Extended Data Fig. 9. Predicted serum ID50 titer (PT50)-predicted prevention efficacy over time in the context of viruses circulating in each of the AMP trials for the bnAb regimen PGDM1400LS + PGT121LS + VRC07-523LS at 20 + 20 + 20 mg/kg or 40 + 40 + 40 mg/kg, delivered intravenously every 16 weeks and evaluated in study cohorts of the same sizes as the AMP trials.

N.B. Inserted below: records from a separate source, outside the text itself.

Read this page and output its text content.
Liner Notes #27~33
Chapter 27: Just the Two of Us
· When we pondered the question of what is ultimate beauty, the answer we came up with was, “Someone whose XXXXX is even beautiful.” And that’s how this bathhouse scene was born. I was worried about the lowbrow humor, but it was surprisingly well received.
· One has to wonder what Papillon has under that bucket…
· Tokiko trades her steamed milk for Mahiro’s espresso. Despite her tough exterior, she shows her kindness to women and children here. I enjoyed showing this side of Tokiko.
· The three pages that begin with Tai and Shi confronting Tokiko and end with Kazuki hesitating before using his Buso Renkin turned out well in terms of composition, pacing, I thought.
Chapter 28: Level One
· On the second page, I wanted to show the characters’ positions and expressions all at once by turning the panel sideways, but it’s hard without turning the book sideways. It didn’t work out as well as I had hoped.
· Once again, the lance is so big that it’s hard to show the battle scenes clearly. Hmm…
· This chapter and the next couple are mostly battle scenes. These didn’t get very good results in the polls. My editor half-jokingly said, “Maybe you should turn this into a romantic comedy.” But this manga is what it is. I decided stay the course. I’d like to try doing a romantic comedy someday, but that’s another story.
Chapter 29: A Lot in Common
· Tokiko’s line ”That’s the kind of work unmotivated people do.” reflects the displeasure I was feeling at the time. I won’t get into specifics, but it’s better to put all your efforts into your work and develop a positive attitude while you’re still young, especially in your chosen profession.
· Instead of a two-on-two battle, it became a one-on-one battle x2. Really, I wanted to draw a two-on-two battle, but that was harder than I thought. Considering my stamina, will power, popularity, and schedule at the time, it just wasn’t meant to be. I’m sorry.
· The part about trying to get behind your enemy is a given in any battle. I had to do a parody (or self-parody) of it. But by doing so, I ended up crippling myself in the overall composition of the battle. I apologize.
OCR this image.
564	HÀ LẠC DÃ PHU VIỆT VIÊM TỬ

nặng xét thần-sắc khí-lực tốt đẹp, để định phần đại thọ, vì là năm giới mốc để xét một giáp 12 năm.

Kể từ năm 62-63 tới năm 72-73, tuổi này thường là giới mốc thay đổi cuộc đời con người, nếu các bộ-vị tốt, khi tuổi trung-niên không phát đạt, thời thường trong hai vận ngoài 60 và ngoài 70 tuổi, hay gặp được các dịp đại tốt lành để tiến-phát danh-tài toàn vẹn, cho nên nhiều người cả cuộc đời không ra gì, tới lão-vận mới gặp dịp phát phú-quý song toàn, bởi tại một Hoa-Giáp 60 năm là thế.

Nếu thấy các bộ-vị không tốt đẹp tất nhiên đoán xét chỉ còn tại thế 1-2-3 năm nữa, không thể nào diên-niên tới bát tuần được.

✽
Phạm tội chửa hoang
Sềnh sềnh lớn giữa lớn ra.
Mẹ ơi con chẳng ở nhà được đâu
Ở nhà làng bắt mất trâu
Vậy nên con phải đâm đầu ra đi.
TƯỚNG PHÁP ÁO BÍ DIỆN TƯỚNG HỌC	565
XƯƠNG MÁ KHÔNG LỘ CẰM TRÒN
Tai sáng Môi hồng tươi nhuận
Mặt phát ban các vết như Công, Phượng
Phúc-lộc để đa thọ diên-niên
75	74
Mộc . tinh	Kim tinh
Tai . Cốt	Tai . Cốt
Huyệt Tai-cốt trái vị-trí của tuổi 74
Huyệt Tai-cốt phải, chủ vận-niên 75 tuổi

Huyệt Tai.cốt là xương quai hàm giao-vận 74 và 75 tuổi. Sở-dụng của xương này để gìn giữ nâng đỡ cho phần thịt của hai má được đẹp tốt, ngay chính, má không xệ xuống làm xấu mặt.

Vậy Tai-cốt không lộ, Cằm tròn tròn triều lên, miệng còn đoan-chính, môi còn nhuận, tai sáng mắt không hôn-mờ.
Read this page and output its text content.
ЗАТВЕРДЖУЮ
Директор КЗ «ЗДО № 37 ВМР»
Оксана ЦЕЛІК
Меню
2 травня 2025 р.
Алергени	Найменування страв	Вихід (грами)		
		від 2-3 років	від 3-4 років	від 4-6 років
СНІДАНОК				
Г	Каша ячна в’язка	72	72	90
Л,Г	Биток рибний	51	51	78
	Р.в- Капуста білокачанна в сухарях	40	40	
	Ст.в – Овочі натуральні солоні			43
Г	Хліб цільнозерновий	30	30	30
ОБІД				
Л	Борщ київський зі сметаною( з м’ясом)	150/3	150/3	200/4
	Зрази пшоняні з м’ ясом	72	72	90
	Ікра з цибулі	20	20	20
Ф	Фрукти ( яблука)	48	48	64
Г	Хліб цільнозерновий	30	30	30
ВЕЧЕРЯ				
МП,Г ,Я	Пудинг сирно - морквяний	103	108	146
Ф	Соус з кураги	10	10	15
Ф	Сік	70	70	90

Solid line: median. Shaded area: 95% prediction interval. Predictions made under the scenario that PGT121LS and PGDM1400LS have 2.5-times higher half-lives as PGT121 and PGDM1400, using observed serum concentration data^,. The viruses circulating in each trial are: (a) the m = 47 viruses acquired by n = 29 703/081 (Sub-Saharan Africa) placebo recipients; (b) the m = 70 viruses acquired by n = 35 704/085 (Americas + Switzerland) placebo recipients. The PT50 of the triple-bnAb regimen was calculated using the Bliss-Hill interaction model of the individual bnAb PT50 titers.